Prices rose by 0.3% in July compared with a year earlier and by 0.8% on the previous month.
London saw the biggest rises, with prices up 6.5% on the year.
The number of properties worth more than £1m sold in the year to May in England and Wales more than doubled to 562, the registry added.
The North West experienced the greatest annual price fall with a decrease of 3.9% while the North East saw the most significant monthly price fall with a decrease of 2.1%.
Tracy Kellett, director of the buying agents BDI Home Finders, said: "Like a drunk uncle at a wedding, the housing market is still dancing in slow motion on the spot.
"For every small step forward, there is an ungainly lurch backwards.
"So while London is making strong progress, prices are still dropping in the North.
"All this despite a buoyant first half of the year, when we saw many would-be buyers come off the fence and start househunting in earnest.
"That early spike in demand should be converting into a surge of completions now, so the fact that it is not is deeply worrying.
"Demand and viewings have tailed off dramatically over the summer, with the combination of holidays and the Olympics meaning househunting was often the last thing on people's minds.
"When that lull feeds through into the sales figures, the effect will be surely be negative. So if prices are stuck in neutral now, there's every chance they could slip back into reverse in the coming months."
Ashley Alexander, director, estate agent review website MeetMyAgent.co.uk, added: "It's progress of sorts. Modest growth is nudging the property market into 'stagnation lite'.
"With rent levels continuing on an upward path, demand from would-be buyers is rising even though supply of credit is tight. And with stock levels still on the low side, the effect in the South has been to nudge prices up again.
"The regional divergence is more acute than ever, with London prices powering ahead while they fall in the North.
"The summer months are traditionally quieter, and that effect has been magnified by the Olympics effect in July and August. The Land Registry data has a significant lag effect, and has yet to show the full impact of the quiet summer.
"With estate agents facing tough competition to win instructions from sellers, many have been tempted into valuing high. But it remains very much a buyer's market, and only the competitively priced properties are selling well."
And Kristjan Byfield, director of estate agents, Base Property Specialists, said: "The property market is hardly fluid but it's hanging in there. The collapse many predicted has failed to materialise.

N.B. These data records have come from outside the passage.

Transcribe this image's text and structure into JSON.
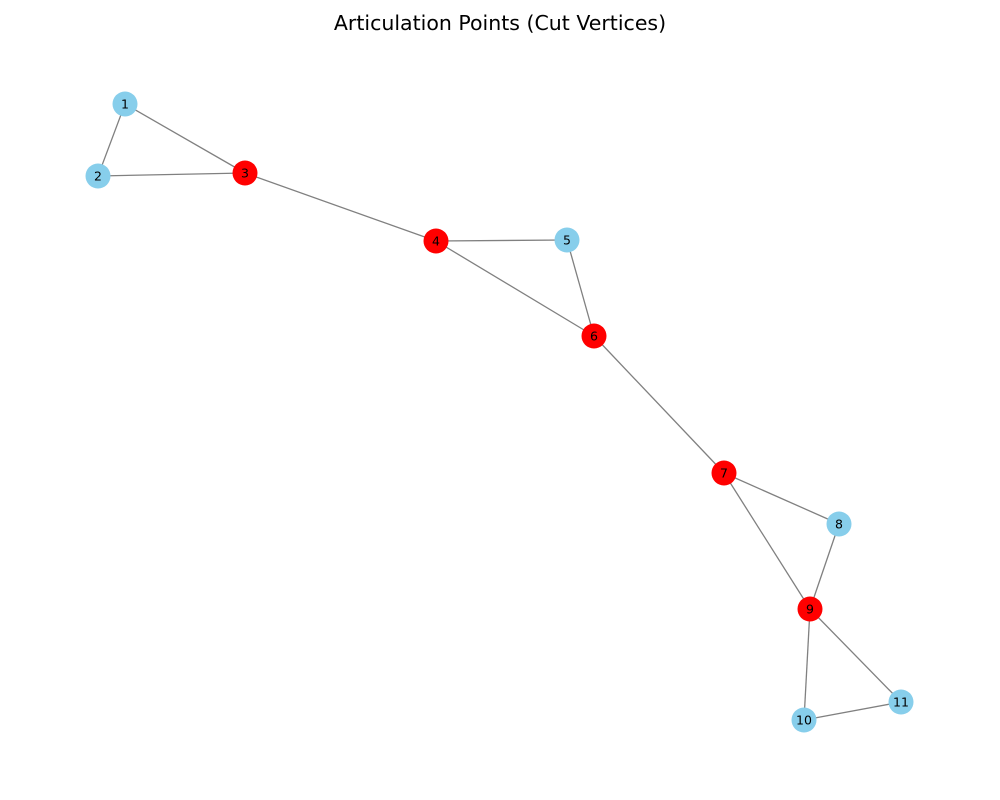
{
  "title": "Articulation Points (Cut Vertices)",
  "colors": {
    "regular_node": "#87ceeb",
    "articulation_node": "#ff0000",
    "edge": "#808080"
  },
  "nodes": [
    {
      "id": "1",
      "label": "1",
      "articulation": false
    },
    {
      "id": "2",
      "label": "2",
      "articulation": false
    },
    {
      "id": "3",
      "label": "3",
      "articulation": true
    },
    {
      "id": "4",
      "label": "4",
      "articulation": true
    },
    {
      "id": "5",
      "label": "5",
      "articulation": false
    },
    {
      "id": "6",
      "label": "6",
      "articulation": true
    },
    {
      "id": "7",
      "label": "7",
      "articulation": true
    },
    {
      "id": "8",
      "label": "8",
      "articulation": false
    },
    {
      "id": "9",
      "label": "9",
      "articulation": true
    },
    {
      "id": "10",
      "label": "10",
      "articulation": false
    },
    {
      "id": "11",
      "label": "11",
      "articulation": false
    }
  ],
  "edges": [
    [
      "1",
      "2"
    ],
    [
      "1",
      "3"
    ],
    [
      "2",
      "3"
    ],
    [
      "3",
      "4"
    ],
    [
      "4",
      "5"
    ],
    [
      "4",
      "6"
    ],
    [
      "5",
      "6"
    ],
    [
      "6",
      "7"
    ],
    [
      "7",
      "8"
    ],
    [
      "7",
      "9"
    ],
    [
      "8",
      "9"
    ],
    [
      "9",
      "10"
    ],
    [
      "9",
      "11"
    ],
    [
      "10",
      "11"
    ]
  ]
}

"Transactions have certainly slowed over the summer but then that's to be expected.
"We're not expecting fireworks in the autumn. With the economy where it is, and lenders still pedantic at higher LTVs, the market will continue to plod along for the foreseeable. Every sale is a struggle.
"The regional month-on-month figures tend to bounce around but if there's one clear trend it's that London and the South East are far more resilient than the rest of the UK, especially the North which is looking vulnerable.
"Anyone wanting to sell in the current market must get their pricing right and be extremely realistic or they can forget moving.
"What we are finding is that, in many cases, it's better to underprice as that triggers a bidding process that can result in a higher end sales price.
"What we are definitely seeing is a sea change in people's relationship with property. More and more people are resigning themselves, and not even grudgingly, to long-term rentals. People's philosophies surrounding property have changed quite substantially.
"Rather than gear themselves up on debt, those people still aspiring to buy are saving and doing things the old-fashioned way. It may be a while before these people get onto the ladder but when they finally do the property market will be in a far healthier position.
"People have fundamentally reassessed their relationship to debt."